Let me be up front and unabashed – I am a Gus Hansen fan, I always have been. I have always been a fan of people who catapult into the poker world with a freshness that re-energises the scene. Gus is blithely unconcerned with criticism that is levelled at him in any quarter.

The pounding that he takes in public forums regarding his cash game exploits is nothing new. He was three years on the circuit and how many WPT titles in the bag before anybody gave him credit as anything other than a crazy Dane. Gus had the brass and conviction to play small-ball tournament poker when not only did no one think it worthy of merit, but they also lambasted him to boot. Gus kept his head down and, with an elf-like smile, just put up the money to keep on playing.

Fight night

I had a ringside seat several years ago for an event that, though muddled in concept, is still the televised poker highlight of my career. It was called the Football and Poker Legends cup, and featured national teams made up of two poker pros and a football legend all playing on the same table. Though collusion was encouraged by the format, the Danish team sealed its victory by mercilessly trying to knock each other out at every chance. Even when they are on the same team, Gus and Theo can’t help their competitive nature.

The fight? The fight was great. In fact, it was nothing short of magnificent, because these guys, who are best of friends, were fighting the way boxing is meant to be – for the sport. And Theo won fair and square. Theo had been in training for three months, he had shed 20lb, and had taken his lessons well. Gus has a bare-chested physique like Bruce Lee, but when it came to the boxing he was down to athleticism and not much else. Theo simply connected with more punches straight to the face. Gus was backing Theo across and around the ring for two and a half straight rounds, but Theo was the boxer. Neither one could hold their arms up at the end of the third, which says quite a bit for how much nine minutes of trying to pulverise your best friend takes out of you.

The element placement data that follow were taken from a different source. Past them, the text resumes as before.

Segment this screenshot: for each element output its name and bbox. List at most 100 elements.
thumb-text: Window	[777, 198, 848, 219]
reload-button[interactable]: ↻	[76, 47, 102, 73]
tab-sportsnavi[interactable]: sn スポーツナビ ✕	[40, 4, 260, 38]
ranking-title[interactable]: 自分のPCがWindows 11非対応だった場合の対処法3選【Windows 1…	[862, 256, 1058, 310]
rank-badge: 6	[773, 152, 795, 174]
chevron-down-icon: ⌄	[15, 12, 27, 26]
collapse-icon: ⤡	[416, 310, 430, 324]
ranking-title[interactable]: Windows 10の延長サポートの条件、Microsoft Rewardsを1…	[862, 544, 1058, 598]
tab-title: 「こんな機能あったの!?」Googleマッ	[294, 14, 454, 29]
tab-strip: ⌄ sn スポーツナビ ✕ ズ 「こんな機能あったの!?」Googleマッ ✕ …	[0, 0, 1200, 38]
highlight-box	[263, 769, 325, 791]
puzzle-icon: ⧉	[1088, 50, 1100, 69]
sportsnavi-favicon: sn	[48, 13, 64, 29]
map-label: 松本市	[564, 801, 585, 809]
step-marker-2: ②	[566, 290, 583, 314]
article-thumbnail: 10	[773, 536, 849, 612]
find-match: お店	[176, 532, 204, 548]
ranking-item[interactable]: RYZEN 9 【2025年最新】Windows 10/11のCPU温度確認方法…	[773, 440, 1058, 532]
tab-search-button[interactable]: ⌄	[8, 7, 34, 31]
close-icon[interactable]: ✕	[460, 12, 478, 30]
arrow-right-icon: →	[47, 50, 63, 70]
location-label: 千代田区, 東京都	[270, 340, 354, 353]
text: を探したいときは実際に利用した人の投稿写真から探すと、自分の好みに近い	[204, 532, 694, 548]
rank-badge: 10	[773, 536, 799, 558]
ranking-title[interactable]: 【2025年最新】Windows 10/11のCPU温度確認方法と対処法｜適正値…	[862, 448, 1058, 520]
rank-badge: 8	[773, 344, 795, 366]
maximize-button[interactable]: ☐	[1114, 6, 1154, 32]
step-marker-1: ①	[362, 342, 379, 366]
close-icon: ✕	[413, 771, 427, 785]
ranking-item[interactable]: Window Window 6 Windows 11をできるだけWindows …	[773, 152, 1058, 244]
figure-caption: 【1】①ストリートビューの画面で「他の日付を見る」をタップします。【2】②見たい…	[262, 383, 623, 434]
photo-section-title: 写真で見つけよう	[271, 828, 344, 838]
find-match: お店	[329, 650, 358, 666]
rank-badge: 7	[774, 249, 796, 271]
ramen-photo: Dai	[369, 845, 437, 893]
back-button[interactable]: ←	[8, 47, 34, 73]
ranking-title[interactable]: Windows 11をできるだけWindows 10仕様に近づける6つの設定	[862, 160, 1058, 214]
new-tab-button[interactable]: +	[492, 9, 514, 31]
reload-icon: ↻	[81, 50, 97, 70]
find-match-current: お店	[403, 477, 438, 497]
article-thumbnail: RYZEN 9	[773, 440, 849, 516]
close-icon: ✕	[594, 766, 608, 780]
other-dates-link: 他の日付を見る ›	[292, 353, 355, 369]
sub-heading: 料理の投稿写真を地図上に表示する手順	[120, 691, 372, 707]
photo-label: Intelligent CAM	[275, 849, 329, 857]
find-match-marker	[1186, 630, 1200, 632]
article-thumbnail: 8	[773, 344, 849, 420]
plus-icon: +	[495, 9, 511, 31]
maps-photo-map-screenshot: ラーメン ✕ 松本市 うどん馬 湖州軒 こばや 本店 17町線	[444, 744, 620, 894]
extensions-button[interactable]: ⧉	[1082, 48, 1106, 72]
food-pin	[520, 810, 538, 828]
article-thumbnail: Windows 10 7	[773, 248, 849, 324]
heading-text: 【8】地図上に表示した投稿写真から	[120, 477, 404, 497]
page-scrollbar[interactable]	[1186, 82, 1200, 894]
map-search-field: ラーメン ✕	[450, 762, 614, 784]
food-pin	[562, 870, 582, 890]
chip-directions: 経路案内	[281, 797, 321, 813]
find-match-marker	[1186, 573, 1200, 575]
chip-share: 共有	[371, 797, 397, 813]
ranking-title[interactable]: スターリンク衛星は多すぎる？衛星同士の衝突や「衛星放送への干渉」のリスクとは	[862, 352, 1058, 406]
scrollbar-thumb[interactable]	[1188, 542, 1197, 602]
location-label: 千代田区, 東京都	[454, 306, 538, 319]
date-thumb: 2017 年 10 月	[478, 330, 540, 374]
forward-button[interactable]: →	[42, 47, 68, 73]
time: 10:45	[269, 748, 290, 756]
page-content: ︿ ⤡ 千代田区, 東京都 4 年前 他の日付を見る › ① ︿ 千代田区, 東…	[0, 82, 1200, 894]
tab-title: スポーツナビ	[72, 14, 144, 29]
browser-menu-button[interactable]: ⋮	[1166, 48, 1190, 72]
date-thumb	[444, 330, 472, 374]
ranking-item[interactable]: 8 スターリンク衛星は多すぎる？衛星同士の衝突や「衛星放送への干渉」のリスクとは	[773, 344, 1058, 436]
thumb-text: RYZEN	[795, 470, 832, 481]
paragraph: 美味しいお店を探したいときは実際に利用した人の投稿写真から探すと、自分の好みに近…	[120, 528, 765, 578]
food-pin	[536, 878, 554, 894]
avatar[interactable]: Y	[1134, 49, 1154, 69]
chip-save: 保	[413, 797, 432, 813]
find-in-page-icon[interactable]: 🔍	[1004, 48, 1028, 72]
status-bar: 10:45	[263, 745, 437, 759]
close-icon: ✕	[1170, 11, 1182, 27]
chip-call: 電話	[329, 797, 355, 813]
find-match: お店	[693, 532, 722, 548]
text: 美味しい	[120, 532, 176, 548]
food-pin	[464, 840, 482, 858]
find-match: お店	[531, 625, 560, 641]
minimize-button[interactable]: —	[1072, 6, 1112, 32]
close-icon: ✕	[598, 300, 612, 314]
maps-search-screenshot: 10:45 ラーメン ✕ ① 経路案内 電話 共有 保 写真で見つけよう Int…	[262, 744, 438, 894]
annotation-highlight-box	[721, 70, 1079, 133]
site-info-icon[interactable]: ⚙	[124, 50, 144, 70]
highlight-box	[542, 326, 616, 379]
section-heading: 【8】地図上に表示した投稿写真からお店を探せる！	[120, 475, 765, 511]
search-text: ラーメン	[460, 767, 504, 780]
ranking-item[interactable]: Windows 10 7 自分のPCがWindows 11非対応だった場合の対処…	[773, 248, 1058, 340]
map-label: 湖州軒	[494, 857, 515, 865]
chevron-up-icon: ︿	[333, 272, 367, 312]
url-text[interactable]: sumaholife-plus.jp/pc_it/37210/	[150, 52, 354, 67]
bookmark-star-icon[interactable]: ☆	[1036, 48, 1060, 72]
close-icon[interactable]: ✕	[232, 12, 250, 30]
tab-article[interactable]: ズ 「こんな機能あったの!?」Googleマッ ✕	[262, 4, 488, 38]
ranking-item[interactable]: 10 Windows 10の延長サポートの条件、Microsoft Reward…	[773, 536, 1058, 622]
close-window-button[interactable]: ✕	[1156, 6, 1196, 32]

Theo won it, and I confess that was the way I was rooting, both with my money and my heart. Theo needed to even the score. I will always turn up to support guys like Theo and Gus. The way they hold themselves under the harsh glare, the way they handle fame, and the way they shrug off criticism with disarming smiles, are lessons for us all.

Fight club

Speaking of nice guys, I had the pleasure of hanging with most of the Norwegian poker world, both at the fight and the melee that was the after-party in a dodgy bar in the centre of town. Johnny Lodden is a folk hero in Norwegian poker and rightly so. Lodden wears his mantle well, without a shred of bitterness for the travails he’s undergone. It’s all a part of the life – you can see that in his manner and his easy smile, the same now as he was then. When he buys, everyone is included – it’s all a part of the life.

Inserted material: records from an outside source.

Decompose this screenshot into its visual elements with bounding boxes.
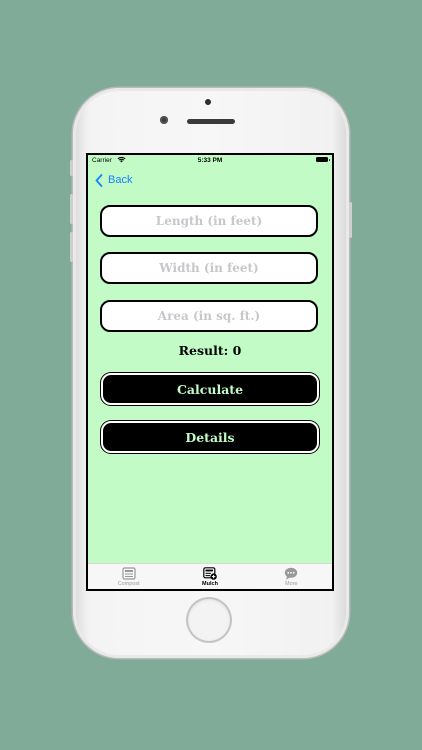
calculate-button-label: Calculate (176, 381, 244, 397)
chevron-left-icon (95, 173, 103, 187)
app-view: Carrier 5:33 PM Back Result: 0 (88, 155, 332, 589)
status-bar: Carrier 5:33 PM (88, 155, 332, 166)
phone-screen: Carrier 5:33 PM Back Result: 0 (86, 153, 334, 591)
tab-more-label: More (285, 581, 298, 587)
result-label: Result: 0 (178, 343, 242, 358)
width-field (100, 252, 318, 284)
details-button-label: Details (185, 429, 235, 445)
chat-bubble-icon (285, 567, 298, 580)
status-time: 5:33 PM (197, 156, 223, 164)
battery-icon (316, 157, 330, 162)
newspaper-icon (122, 567, 136, 580)
length-field (100, 205, 318, 237)
phone-volume-up-button (70, 194, 73, 224)
back-button[interactable]: Back (95, 171, 132, 189)
tab-compost[interactable]: Compost (88, 564, 169, 589)
area-field (100, 300, 318, 332)
home-button[interactable] (188, 599, 230, 641)
newspaper-plus-icon (203, 567, 217, 580)
proximity-sensor (205, 99, 211, 105)
length-input[interactable] (107, 213, 311, 229)
tab-bar: Compost Mulch More (88, 563, 332, 589)
tab-compost-label: Compost (117, 581, 140, 587)
tab-mulch-label: Mulch (202, 581, 218, 587)
width-input[interactable] (107, 260, 311, 276)
calculate-button[interactable]: Calculate (101, 373, 319, 405)
phone-volume-down-button (70, 232, 73, 262)
front-camera (160, 116, 168, 124)
back-button-label: Back (108, 174, 133, 186)
tab-more[interactable]: More (251, 564, 332, 589)
details-button[interactable]: Details (101, 421, 319, 453)
phone-power-button (349, 202, 352, 238)
earpiece-speaker (187, 119, 235, 124)
tab-mulch[interactable]: Mulch (169, 564, 250, 589)
phone-side-button (70, 160, 73, 176)
area-input[interactable] (107, 308, 311, 324)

The Norwegians were about 20-strong, packed into an upstairs table with plenty of bottles all around, and when one of them got sideswiped by a local who had gone stark-raving mad, they moved as one, a throng through the bar tracking the bruiser down and prepared to fight for their own. It was a strong statement: we are a team, we are all protected. Suddenly the table was bare and I was left sitting with a whole load of girls – the only guy too dimwitted to realise a fight was on.

It’s important in this poker world to understand the zen-like separation but union between competitors and friends. It’s all about how you play the game.